With the CBC, Rice was a contributor to the radio and television documentary series ReVision Quest and 8th Fire. In 2014, he received the Debwewin Citation for Excellence in First Nations Storytelling from the Union of Ontario Indians. Rice became the new host of Up North, CBC Radio One's local afternoon show on CBC Sudbury, in 2018. He has also been on the national CBC Radio network as a guest host of Unreserved. Rice left the CBC in 2020 to concentrate on writing.

=== Writing ===
Rice published the short story collection Midnight Sweatlodge in 2011, as well as the novel Legacy in 2014, with Theytus Books.

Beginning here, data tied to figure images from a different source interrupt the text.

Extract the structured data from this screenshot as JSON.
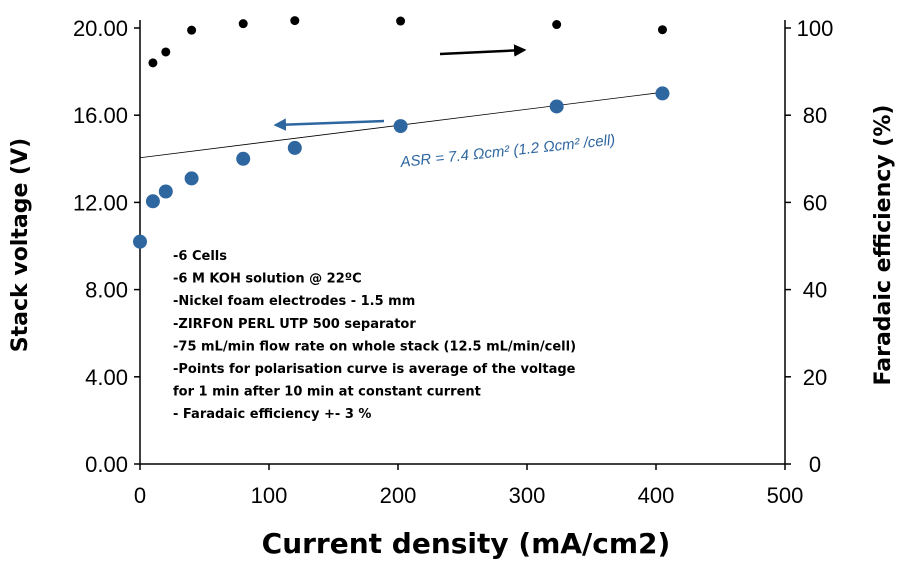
{
  "chart_data": {
    "type": "scatter",
    "xlabel": "Current density (mA/cm2)",
    "ylabel_left": "Stack voltage (V)",
    "ylabel_right": "Faradaic efficiency (%)",
    "x_ticks": [
      "0",
      "100",
      "200",
      "300",
      "400",
      "500"
    ],
    "y_left_ticks": [
      "0.00",
      "4.00",
      "8.00",
      "12.00",
      "16.00",
      "20.00"
    ],
    "y_right_ticks": [
      "0",
      "20",
      "40",
      "60",
      "80",
      "100"
    ],
    "xlim": [
      0,
      500
    ],
    "ylim_left": [
      0,
      20
    ],
    "ylim_right": [
      0,
      100
    ],
    "grid": false,
    "colors": {
      "voltage": "#2e66a0",
      "efficiency": "#000000",
      "annotation": "#2e66a0"
    },
    "series": [
      {
        "axis": "left",
        "marker": "circle-large",
        "x": [
          0,
          10,
          20,
          40,
          80,
          120,
          202,
          323,
          405
        ],
        "y": [
          10.2,
          12.05,
          12.5,
          13.1,
          14.0,
          14.5,
          15.5,
          16.4,
          17.0
        ]
      },
      {
        "axis": "right",
        "marker": "circle-small",
        "x": [
          10,
          20,
          40,
          80,
          120,
          202,
          323,
          405
        ],
        "y": [
          92,
          94.5,
          99.5,
          101,
          101.7,
          101.6,
          100.8,
          99.6
        ]
      }
    ],
    "fit_line": {
      "axis": "left",
      "x": [
        0,
        405
      ],
      "y": [
        14.05,
        17.05
      ]
    },
    "annotations": {
      "asr_label": "ASR = 7.4 Ωcm² (1.2 Ωcm² /cell)",
      "notes": [
        "-6 Cells",
        "-6 M KOH  solution @ 22ºC",
        "-Nickel foam electrodes - 1.5 mm",
        "-ZIRFON PERL UTP 500 separator",
        "-75 mL/min flow rate on whole stack (12.5 mL/min/cell)",
        "-Points for polarisation curve is average of the voltage",
        " for 1 min after 10 min at constant current",
        "- Faradaic efficiency +- 3 %"
      ]
    }
  }
}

His second novel, Moon of the Crusted Snow, was published in October 2018 by ECW Press, and the audiobook was narrated by Billy Merasty and released in December 2018. The sequel, Moon of the Turning Leaves, was published in February 2024.

The New York Times named Rice, alongside Cherie Dimaline, Rebecca Roanhorse, Darcie Little Badger, and Stephen Graham Jones, as "some of the Indigenous novelists reshaping North American science fiction, horror and fantasy."

=== Podcast ===
In 2021, Rice launched the Storykeepers podcast with author Jennifer David, with assistance from an Ontario Arts Council grant. Rice and David discuss Indigenous literatures, "to bring conversations about Indigenous books to a wider audience in an audio book-club format." The podcast ran until 2023.

==Bibliography==

=== Novels ===

- Legacy. (2014). Theytus Books. ISBN 1926886348.

==== Moon ====
- Moon of the Crusted Snow. (2018). ECW Press. ISBN 1770414002.
- Moon of the Turning Leaves. (2023). Random House Canada. ISBN 9780735281585.

=== Collections ===
- Midnight Sweatlodge. (2011). Theytus Books. ISBN 1926886143.

=== Nonfiction ===
- Drum making: a guide for the Anishinaabe hand drum. Ed. Suzanne Methot. (2005). Ningwakwe Learning Press. ISBN 9781896832548.
- Laughter Is Good Medicine: Don Burnstick. (2009). Ningwakwe Learning Press. ISBN 9781897541074.

=== Short stories ===

- "Limbs" in Never Whistle At Night: An Indigenous Dark Fiction Anthology. Eds. Shane Hawk and Theodore C. Van Alst Jr. (2023). Penguin Random House. ISBN 9780593468463.

=== Other ===

- Brian D. McInnes. Sounding Thunder: The Stories of Francis Pegahmagabow. (2016). ISBN 0887558240. Foreword by Waubgeshig Rice.
- Ed. Warren Cariou, Katherena Vermette, Niigaan James Sinclair. Impact: Colonialism in Canada. (2017). Manitoba First Nations Education Resource Centre. ISBN 9781927849293. "Undercover" by Waubgeshig Rice.
- Le legs d'Eva: roman. Tr. Marie-Jo Gonny. (2017). Éditions David. ISBN 9782895976219. Translation of Legacy (2014).
- On Spirit Lake: Georgian Bay Stories. (2018). The Church Street Press. "Manido-gaming"by Waubgeshig Rice.
- Ed. Karen Schauber. The Group of Seven reimagined : contemporary stories inspired by historic Canadian paintings. (2019). ISBN 9781772032888. “The Stranger in the Cove” by Waubgeshig Rice.
- La cérémonie de guérison clandestine. Tr. Marie-Jo Gonny. (2019). Éditions David. ISBN 9782895976615. Translation of Midnight Sweatlodge (2011).
- Neige des lunes brisées. Tr. Yara El-Ghadban. (2022). Mémoires d'encrier. ISBN 978-2-89712-865-4. Translation of Moon of the Crusted Snow (2018).

==Awards==

- Independent Publisher Book Award for Midnight Sweatlodge, 2012.
- Northern Lit Award for Midnight Sweatlodge, 2012.
- Debwewin Citation for Excellence in First Nation Storytelling, 2004.